Позже и Аристотель провозгласит нравственное правило: «Даже если для одного человека благом является то же самое, что для государства, более важным и более полным представляется все-таки благо государства, достижение его и сохранение. Желанно, разумеется, и благо одного человека, но прекраснее и божественней благо народа и государства»476. Раньше Аристотеля о долге высказался Конфуций: «Благородный человек на первое место ставит долг»477. О противопоставлении индивидуализма и коллективизма поднимали в острой форме вопрос русские религиозные философы Н.А. Бердяев и И.А. Ильин. Оба были противниками коллективизма, сторонниками свободы личности. Ильин полагал: «Коллективными, т.е. общими могут быть только содержание и предметы, но не душевные состояния людей»478. С суждениями выдающихся русских религиозных философов можно было бы согласиться, если бы они не расходились с реальной практикой государственного управления и реальных состояний сознания масс, которые они неоднократно наблюдали в период крушения царского строя и утверждения нового, социалистического. Ильин был идеологом белого движения и имел много возможностей для наблюдения за паникой, подъемом, яростью, усталостью, упадничеством, носивших массовый характер как со стороны «красных», так и «белых». Социальную психологию явно не признавали ни те, ни другие.

Немало философов и теологов связывали нравственность со знанием, уровнем образованности. Платон, например, говорил, что трем частям души (разум, яростный дух и вожделения), соответствуют три функции души, три добродетели: мудрость, мужество и самообладание. Общая добродетель – справедливость состоит в выполнении каждой частью души ее функции. В истинном знании находится добродетель. В невежестве и фальшивом знании – источник зла479. Аристотель судит о взаимоотношении знания и нравственности тоньше. Соответственно двум видам разума Аристотель различает два вида добродетели: дианоэтические (интеллектуальные добродетели разума) и этические (волевые). Первые добродетели – мудрость, разумность, благоразумие – относятся к области познания, вторые – мужество, умеренность, благородство, щедрость, справедливость, дружба и др. – относятся к практической деятельности. Они связаны с волей, которой руководит разум480. Эпикур в наименьшей степени привязывал нравственность к знаниям, он полагал, что этика – это больше сфера чувства, чем разума. Но и он не отклонял влияние знаний, разума на этические представления481. Да, они наблюдали различия в поведении образованных и «черни». Разница была заметная. Но почему-то они не замечали, что образованность не является обязательной гарантией нравственности. Платон проклинает демократию, осудившую его учителя Сократа на смертную казнь, видя в этом прежде всего проявление безграмотности и несовершенства избрания суда. Но он не заметил, что клеветнические письма против Сократа составили грамотные люди.

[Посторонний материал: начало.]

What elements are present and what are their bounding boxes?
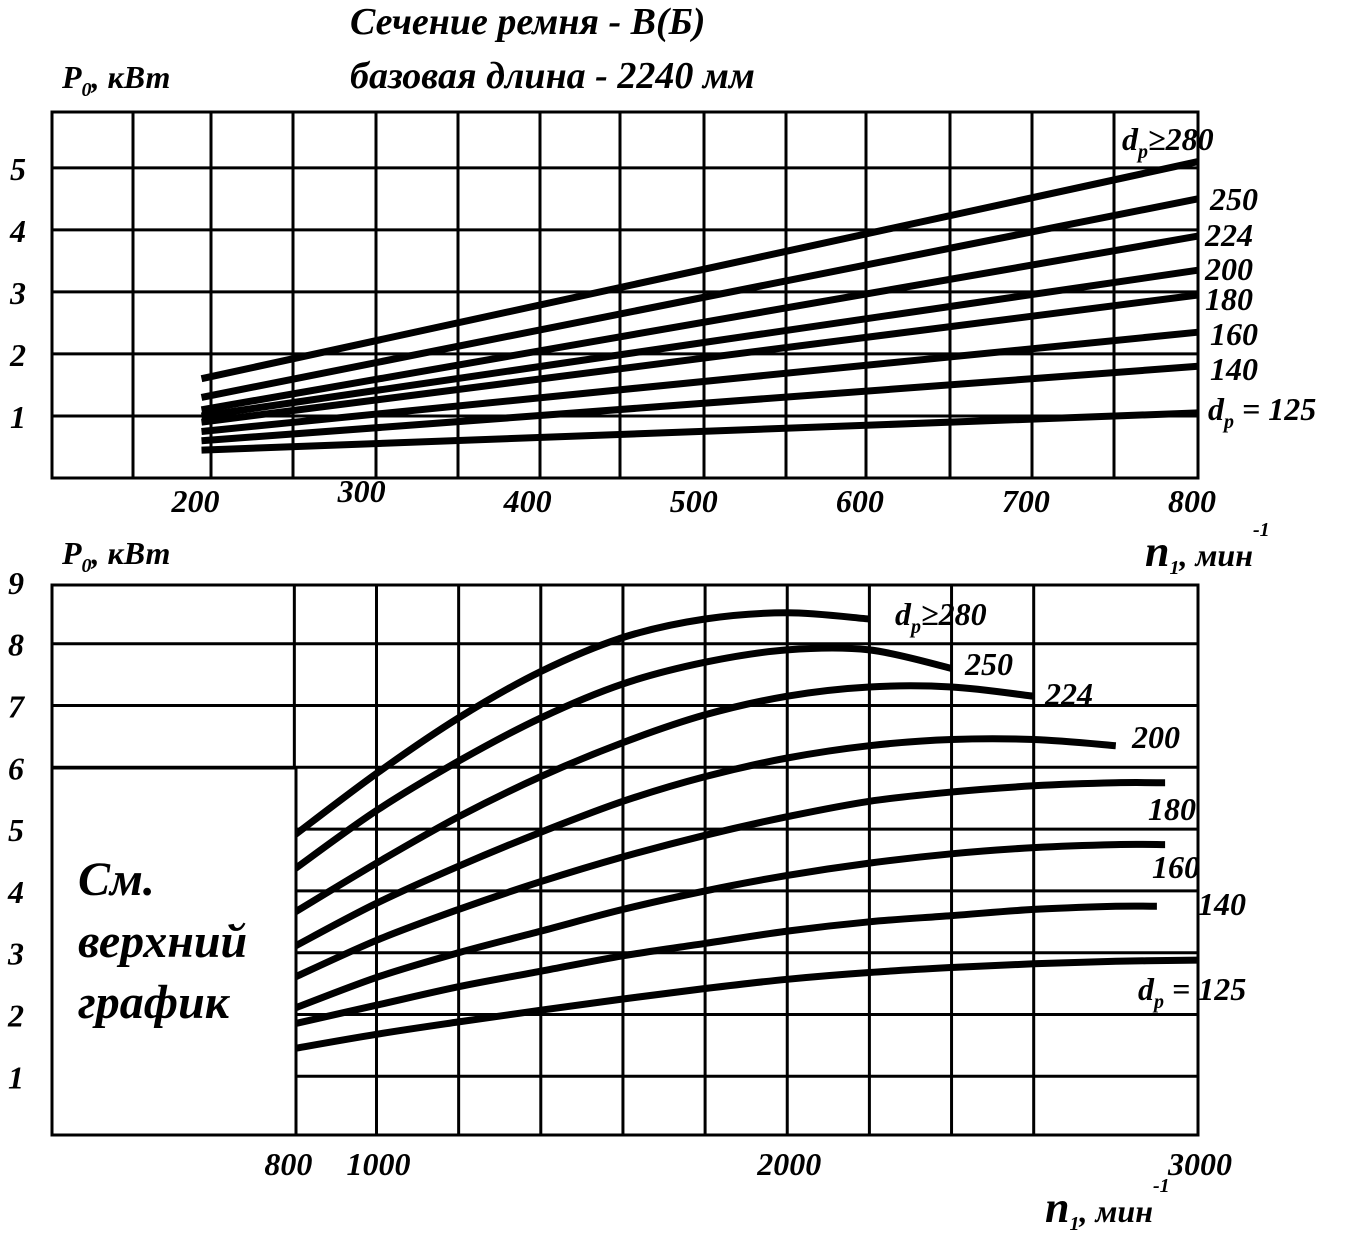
bottom-x-axis-label: n1, мин-1 — [1045, 1175, 1170, 1235]
bottom-x-tick-label: 3000 — [1167, 1146, 1232, 1182]
note-line2: верхний — [78, 915, 247, 968]
bottom-series-line — [292, 779, 1166, 981]
chart-title-line1: Сечение ремня - В(Б) — [350, 1, 705, 43]
top-series-line — [200, 266, 1199, 420]
top-x-tick-label: 400 — [503, 483, 552, 519]
bottom-series-line — [292, 735, 1117, 950]
top-x-tick-label: 200 — [170, 483, 219, 519]
top-y-axis-label: P0, кВт — [61, 59, 170, 101]
top-series-label: dp = 125 — [1208, 391, 1316, 433]
bottom-series-label: 224 — [1044, 676, 1093, 712]
top-series-line — [201, 328, 1199, 435]
bottom-y-tick-label: 1 — [8, 1059, 24, 1095]
bottom-series-label: 200 — [1131, 719, 1180, 755]
bottom-y-tick-label: 3 — [7, 936, 24, 972]
bottom-series-line — [293, 956, 1199, 1052]
bottom-chart-panel: См. верхний график 1 2 3 4 5 6 7 8 9 800 1000 2000 3… — [7, 565, 1246, 1182]
bottom-y-axis-label: P0, кВт — [61, 535, 170, 577]
top-x-tick-label: 800 — [1168, 483, 1216, 519]
top-series-line — [200, 195, 1199, 401]
bottom-y-tick-label: 4 — [7, 874, 24, 910]
top-y-tick-label: 2 — [9, 337, 26, 373]
top-series-line — [201, 291, 1199, 426]
bottom-series-line — [292, 644, 953, 873]
bottom-x-tick-label: 2000 — [756, 1146, 821, 1182]
top-series-label: 160 — [1210, 316, 1258, 352]
top-x-tick-label: 300 — [337, 473, 386, 509]
bottom-series-line — [293, 902, 1157, 1028]
bottom-series-label: 140 — [1198, 886, 1246, 922]
bottom-series-line — [292, 609, 870, 839]
top-y-tick-label: 5 — [10, 151, 26, 187]
bottom-x-tick-label: 1000 — [346, 1146, 410, 1182]
bottom-x-tick-label: 800 — [264, 1146, 312, 1182]
see-upper-chart-box — [50, 766, 298, 1137]
top-series-label: 200 — [1204, 251, 1253, 287]
top-y-tick-label: 1 — [10, 399, 26, 435]
top-series-label: 180 — [1205, 281, 1253, 317]
top-curves — [200, 158, 1199, 454]
top-y-tick-label: 3 — [9, 275, 26, 311]
bottom-curves — [292, 609, 1199, 1052]
top-series-label: dp≥280 — [1122, 121, 1214, 163]
top-series-line — [200, 158, 1199, 383]
top-series-line — [201, 362, 1199, 445]
bottom-y-tick-label: 8 — [8, 627, 24, 663]
top-x-tick-label: 700 — [1002, 483, 1050, 519]
top-series-line — [200, 232, 1199, 414]
chart-title-line2: базовая длина - 2240 мм — [350, 55, 755, 97]
bottom-tick-labels: 1 2 3 4 5 6 7 8 9 800 1000 2000 3000 — [7, 565, 1232, 1182]
top-series-line — [201, 409, 1199, 454]
bottom-y-tick-label: 5 — [8, 812, 24, 848]
top-tick-labels: 1 2 3 4 5 200 300 400 500 600 700 800 — [9, 151, 1216, 519]
top-x-tick-label: 500 — [670, 483, 718, 519]
bottom-series-label: dp≥280 — [895, 596, 987, 638]
note-line3: график — [78, 976, 231, 1029]
bottom-series-label: 160 — [1152, 849, 1200, 885]
top-x-axis-label: n1, мин-1 — [1145, 519, 1270, 579]
top-x-tick-label: 600 — [836, 483, 884, 519]
bottom-series-line — [293, 840, 1166, 1012]
bottom-series-line — [292, 682, 1035, 916]
top-series-label: 140 — [1210, 351, 1258, 387]
top-y-tick-label: 4 — [9, 213, 26, 249]
bottom-series-label: dp = 125 — [1138, 971, 1246, 1013]
bottom-y-tick-label: 2 — [7, 997, 24, 1033]
bottom-y-tick-label: 7 — [8, 689, 26, 725]
top-series-label: 250 — [1209, 181, 1258, 217]
bottom-series-label: 250 — [964, 646, 1013, 682]
bottom-series-label: 180 — [1148, 791, 1196, 827]
note-line1: См. — [78, 853, 155, 906]
bottom-y-tick-label: 9 — [8, 565, 24, 601]
top-series-label: 224 — [1204, 217, 1253, 253]
bottom-y-tick-label: 6 — [8, 750, 24, 786]
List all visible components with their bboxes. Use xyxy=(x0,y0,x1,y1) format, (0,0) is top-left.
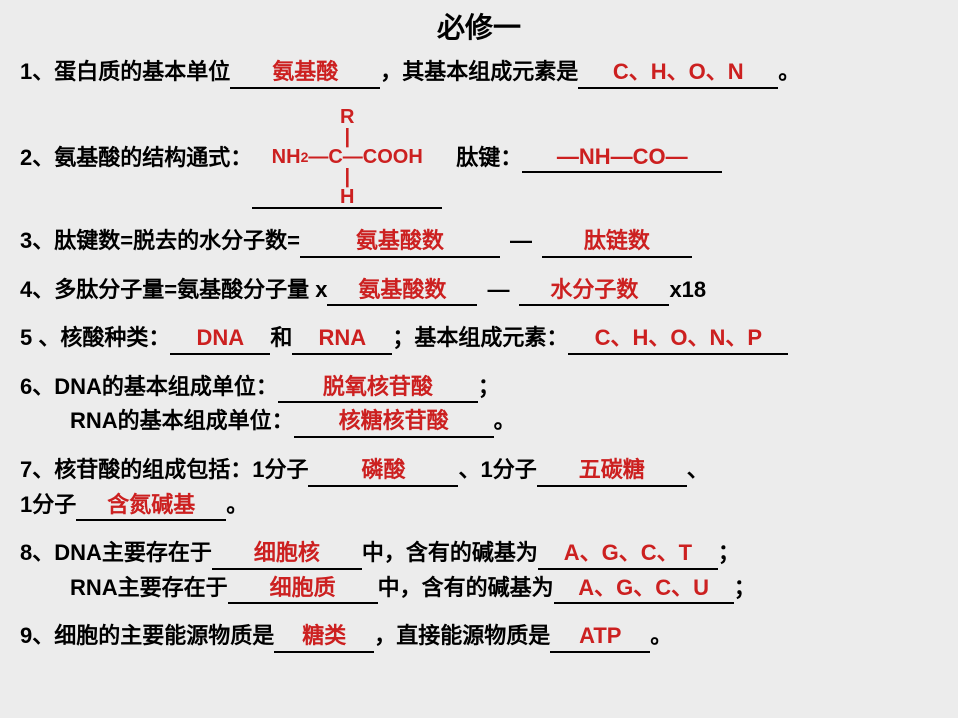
q5-text1: 5 、核酸种类： xyxy=(20,324,170,353)
q4-answer2: 水分子数 xyxy=(519,276,669,307)
q9-text2: ，直接能源物质是 xyxy=(374,622,550,651)
q2-formula: R | NH2—C—COOH | H xyxy=(252,107,442,209)
q1-answer2: C、H、O、N xyxy=(578,58,778,89)
q5-text3: ；基本组成元素： xyxy=(392,324,568,353)
q1-text2: ，其基本组成元素是 xyxy=(380,58,578,87)
q5-answer2: RNA xyxy=(292,324,392,355)
q7-text2: 、1分子 xyxy=(458,456,536,485)
q3-answer2: 肽链数 xyxy=(542,227,692,258)
formula-left: NH xyxy=(272,147,301,167)
q8-answer4: A、G、C、U xyxy=(554,574,734,605)
q6-answer2: 核糖核苷酸 xyxy=(294,407,494,438)
q8-text1: 8、DNA主要存在于 xyxy=(20,539,212,568)
q3-text2: — xyxy=(500,227,542,256)
question-9: 9、细胞的主要能源物质是 糖类 ，直接能源物质是 ATP 。 xyxy=(20,622,938,653)
q7-text5: 。 xyxy=(226,491,248,520)
q4-answer1: 氨基酸数 xyxy=(327,276,477,307)
q7-answer2: 五碳糖 xyxy=(537,456,687,487)
formula-left-sub: 2 xyxy=(301,150,309,164)
q7-text4: 1分子 xyxy=(20,491,76,520)
q6-answer1: 脱氧核苷酸 xyxy=(278,373,478,404)
q5-text2: 和 xyxy=(270,324,292,353)
q6-text4: 。 xyxy=(494,407,516,436)
q2-answer2: —NH—CO— xyxy=(522,143,722,174)
page-title: 必修一 xyxy=(20,10,938,46)
q7-text3: 、 xyxy=(687,456,709,485)
q4-text3: x18 xyxy=(669,276,706,305)
question-1: 1、蛋白质的基本单位 氨基酸 ，其基本组成元素是 C、H、O、N 。 xyxy=(20,58,938,89)
question-4: 4、多肽分子量=氨基酸分子量 x 氨基酸数 — 水分子数 x18 xyxy=(20,276,938,307)
q8-answer3: 细胞质 xyxy=(228,574,378,605)
q2-text1: 2、氨基酸的结构通式： xyxy=(20,144,252,173)
question-2: 2、氨基酸的结构通式： R | NH2—C—COOH | H 肽键： —NH—C… xyxy=(20,107,938,209)
q7-answer1: 磷酸 xyxy=(308,456,458,487)
formula-bond1: | xyxy=(344,127,350,147)
q6-text3: RNA的基本组成单位： xyxy=(70,407,294,436)
formula-bond2: | xyxy=(344,167,350,187)
question-8a: 8、DNA主要存在于 细胞核 中，含有的碱基为 A、G、C、T ； xyxy=(20,539,938,570)
q1-text3: 。 xyxy=(778,58,800,87)
q8-text2: 中，含有的碱基为 xyxy=(362,539,538,568)
q9-text3: 。 xyxy=(650,622,672,651)
formula-bottom: H xyxy=(340,187,354,207)
question-7b: 1分子 含氮碱基 。 xyxy=(20,491,938,522)
q7-text1: 7、核苷酸的组成包括：1分子 xyxy=(20,456,308,485)
q6-text1: 6、DNA的基本组成单位： xyxy=(20,373,278,402)
q8-text4: RNA主要存在于 xyxy=(70,574,228,603)
q8-answer1: 细胞核 xyxy=(212,539,362,570)
q7-answer3: 含氮碱基 xyxy=(76,491,226,522)
q2-text2: 肽键： xyxy=(456,144,522,173)
q6-text2: ； xyxy=(478,373,500,402)
question-5: 5 、核酸种类： DNA 和 RNA ；基本组成元素： C、H、O、N、P xyxy=(20,324,938,355)
q3-text1: 3、肽键数=脱去的水分子数= xyxy=(20,227,300,256)
q8-answer2: A、G、C、T xyxy=(538,539,718,570)
q8-text3: ； xyxy=(718,539,740,568)
formula-top: R xyxy=(340,107,354,127)
question-3: 3、肽键数=脱去的水分子数= 氨基酸数 — 肽链数 xyxy=(20,227,938,258)
formula-mid: —C—COOH xyxy=(308,147,422,167)
q8-text6: ； xyxy=(734,574,756,603)
question-8b: RNA主要存在于 细胞质 中，含有的碱基为 A、G、C、U ； xyxy=(70,574,938,605)
question-6a: 6、DNA的基本组成单位： 脱氧核苷酸 ； xyxy=(20,373,938,404)
q9-answer2: ATP xyxy=(550,622,650,653)
q1-text1: 1、蛋白质的基本单位 xyxy=(20,58,230,87)
question-6b: RNA的基本组成单位： 核糖核苷酸 。 xyxy=(70,407,938,438)
q4-text2: — xyxy=(477,276,519,305)
q5-answer1: DNA xyxy=(170,324,270,355)
q3-answer1: 氨基酸数 xyxy=(300,227,500,258)
q8-text5: 中，含有的碱基为 xyxy=(378,574,554,603)
q1-answer1: 氨基酸 xyxy=(230,58,380,89)
q5-answer3: C、H、O、N、P xyxy=(568,324,788,355)
q9-text1: 9、细胞的主要能源物质是 xyxy=(20,622,274,651)
question-7a: 7、核苷酸的组成包括：1分子 磷酸 、1分子 五碳糖 、 xyxy=(20,456,938,487)
q9-answer1: 糖类 xyxy=(274,622,374,653)
q4-text1: 4、多肽分子量=氨基酸分子量 x xyxy=(20,276,327,305)
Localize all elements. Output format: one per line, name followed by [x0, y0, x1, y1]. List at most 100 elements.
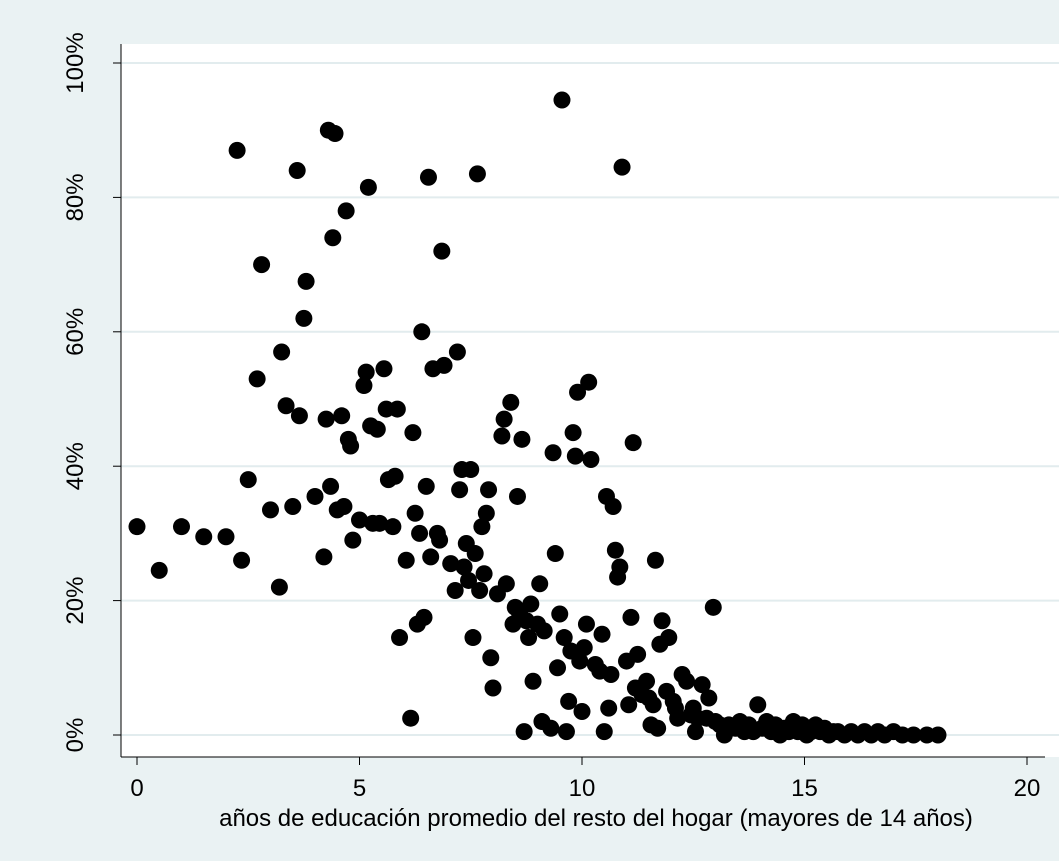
data-point: [375, 360, 393, 378]
data-point: [620, 696, 638, 714]
data-point: [513, 430, 531, 448]
data-point: [422, 548, 440, 566]
data-point: [326, 125, 344, 143]
data-point: [560, 692, 578, 710]
data-point: [602, 666, 620, 684]
data-point: [195, 528, 213, 546]
data-point: [475, 565, 493, 583]
data-point: [228, 141, 246, 159]
data-point: [629, 645, 647, 663]
x-tick-label: 15: [791, 775, 818, 802]
data-point: [686, 723, 704, 741]
data-point: [497, 575, 515, 593]
data-point: [471, 582, 489, 600]
data-point: [284, 498, 302, 516]
data-point: [173, 518, 190, 536]
data-point: [277, 397, 295, 415]
data-point: [551, 605, 569, 623]
data-point: [515, 723, 533, 741]
data-point: [397, 551, 415, 569]
data-point: [406, 504, 424, 522]
data-point: [442, 555, 460, 573]
data-point: [448, 343, 466, 361]
data-point: [391, 629, 409, 647]
data-point: [248, 370, 266, 388]
data-point: [435, 356, 453, 374]
y-tick-label: 80%: [62, 173, 89, 221]
y-tick-label: 0%: [62, 718, 89, 753]
data-point: [464, 629, 482, 647]
data-point: [413, 323, 431, 341]
data-point: [611, 558, 629, 576]
data-point: [290, 407, 308, 425]
data-point: [150, 561, 168, 579]
data-point: [582, 450, 600, 468]
data-point: [273, 343, 291, 361]
data-point: [660, 629, 678, 647]
data-point: [566, 447, 584, 465]
y-tick-label: 20%: [62, 577, 89, 625]
data-point: [351, 511, 368, 529]
data-point: [624, 434, 642, 452]
data-point: [495, 410, 513, 428]
data-point: [549, 659, 567, 677]
tick-labels: 0% 20% 40% 60% 80% 100% 0 5 10 15 20: [62, 32, 1040, 802]
data-point: [357, 363, 375, 381]
data-point: [905, 726, 923, 744]
data-point: [542, 719, 560, 737]
data-point: [929, 726, 947, 744]
data-point: [522, 595, 540, 613]
data-point: [386, 467, 404, 485]
data-point: [128, 518, 146, 536]
data-point: [411, 524, 429, 542]
data-point: [646, 551, 664, 569]
data-point: [306, 487, 324, 505]
data-point: [402, 709, 420, 727]
data-point: [462, 461, 480, 479]
data-point: [477, 504, 495, 522]
data-point: [573, 702, 591, 720]
data-point: [482, 649, 500, 667]
data-point: [342, 437, 360, 455]
data-point: [239, 471, 257, 489]
data-point: [322, 477, 340, 495]
data-point: [433, 242, 451, 260]
y-tick-label: 100%: [62, 32, 89, 93]
data-point: [217, 528, 235, 546]
x-tick-label: 10: [569, 775, 596, 802]
data-point: [417, 477, 435, 495]
data-point: [233, 551, 251, 569]
data-point: [335, 498, 353, 516]
data-point: [649, 719, 667, 737]
data-point: [653, 612, 671, 630]
data-point: [520, 629, 538, 647]
data-point: [253, 256, 271, 274]
data-point: [575, 639, 593, 657]
data-point: [604, 498, 622, 516]
data-point: [546, 545, 564, 563]
data-point: [337, 202, 355, 220]
data-point: [315, 548, 333, 566]
data-point: [288, 162, 306, 180]
plot-area: [121, 44, 1059, 757]
data-point: [415, 608, 433, 626]
data-point: [484, 679, 502, 697]
data-point: [466, 545, 484, 563]
data-point: [600, 699, 618, 717]
data-point: [606, 541, 624, 559]
data-point: [451, 481, 469, 499]
data-point: [622, 608, 640, 626]
data-point: [355, 377, 373, 395]
data-point: [700, 689, 718, 707]
y-tick-label: 60%: [62, 308, 89, 356]
data-point: [638, 672, 656, 690]
data-point: [508, 487, 526, 505]
data-point: [564, 424, 582, 442]
data-point: [571, 652, 589, 670]
y-tick-label: 40%: [62, 442, 89, 490]
data-point: [446, 582, 464, 600]
data-point: [295, 309, 313, 327]
x-axis-title: años de educación promedio del resto del…: [219, 805, 973, 832]
data-point: [419, 168, 437, 186]
data-point: [493, 427, 511, 445]
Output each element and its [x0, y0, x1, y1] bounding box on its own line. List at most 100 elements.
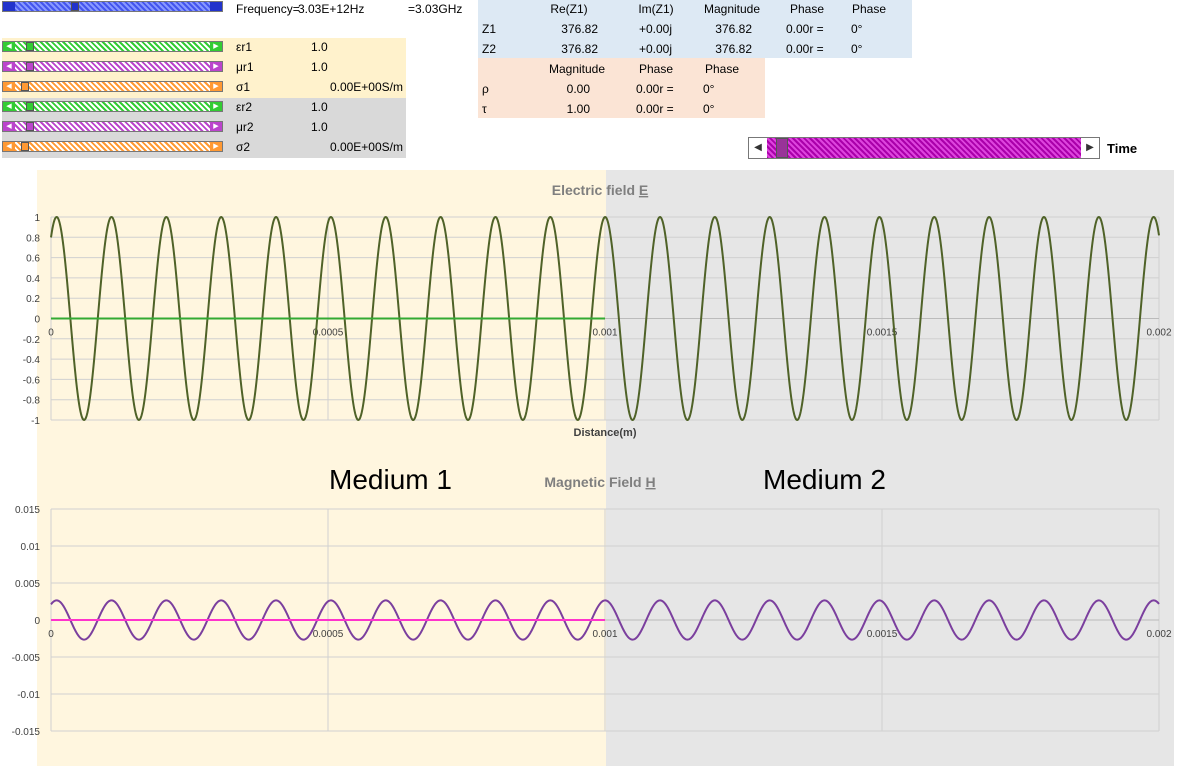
sigma1-right-arrow[interactable]: ▶ — [210, 82, 222, 91]
er2-label: εr2 — [236, 100, 253, 114]
impedance-cell: 0.00r = — [786, 22, 824, 36]
coefficient-cell: 0° — [703, 82, 715, 96]
impedance-header: Phase — [789, 2, 825, 16]
e-field-ytick-label: 0.8 — [26, 233, 40, 244]
h-field-ytick-label: -0.015 — [12, 727, 41, 738]
er1-value: 1.0 — [311, 40, 328, 54]
sigma1-scrollbar[interactable]: ◀ ▶ — [2, 81, 223, 92]
impedance-cell: 0.00r = — [786, 42, 824, 56]
mur2-thumb[interactable] — [26, 122, 35, 131]
time-scrollbar[interactable]: ◀ ▶ — [748, 137, 1100, 159]
impedance-row-name: Z2 — [482, 42, 497, 56]
e-field-xtick-label: 0 — [48, 328, 54, 339]
coefficient-row-name: τ — [482, 102, 487, 116]
sigma2-left-arrow[interactable]: ◀ — [3, 142, 15, 151]
mur1-right-arrow[interactable]: ▶ — [210, 62, 222, 71]
coefficient-header: Phase — [638, 62, 674, 76]
h-field-wave-line — [50, 599, 1160, 641]
sigma2-scrollbar[interactable]: ◀ ▶ — [2, 141, 223, 152]
frequency-thumb[interactable] — [71, 2, 79, 11]
coefficient-cell: 0.00r = — [636, 82, 674, 96]
impedance-cell: 376.82 — [561, 22, 598, 36]
impedance-header: Phase — [851, 2, 887, 16]
h-field-xtick-label: 0.002 — [1146, 629, 1171, 640]
time-thumb[interactable] — [776, 138, 789, 158]
er2-thumb[interactable] — [26, 102, 35, 111]
h-field-ytick-label: 0.01 — [21, 542, 41, 553]
mur1-value: 1.0 — [311, 60, 328, 74]
frequency-left-arrow[interactable] — [3, 2, 15, 11]
e-field-xtick-label: 0.001 — [592, 328, 617, 339]
sigma2-right-arrow[interactable]: ▶ — [210, 142, 222, 151]
impedance-table — [478, 0, 912, 58]
er1-thumb[interactable] — [26, 42, 35, 51]
medium-1-label: Medium 1 — [329, 464, 452, 495]
e-field-ytick-label: 1 — [34, 213, 40, 224]
mur2-value: 1.0 — [311, 120, 328, 134]
e-field-ytick-label: 0.4 — [26, 274, 40, 285]
er1-right-arrow[interactable]: ▶ — [210, 42, 222, 51]
er1-left-arrow[interactable]: ◀ — [3, 42, 15, 51]
h-field-ytick-label: -0.01 — [17, 690, 40, 701]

В период господства механистической картины мира, созданной Ньютоном, механицизм оказал существенное влияние и на представления об этике. А Б. Спиноза искал постулаты этики в геометрии. К. Гельвеций образцом этики считал физику Ньютона. Д. Юм характеризовал свой трактат о человеческой природе как «попытку ввести в моральные предметы экспериментальный метод рассуждений»482. Выдающиеся мыслители подпали под обаяние величественной теории, не заметив разницы между духовным и материальным.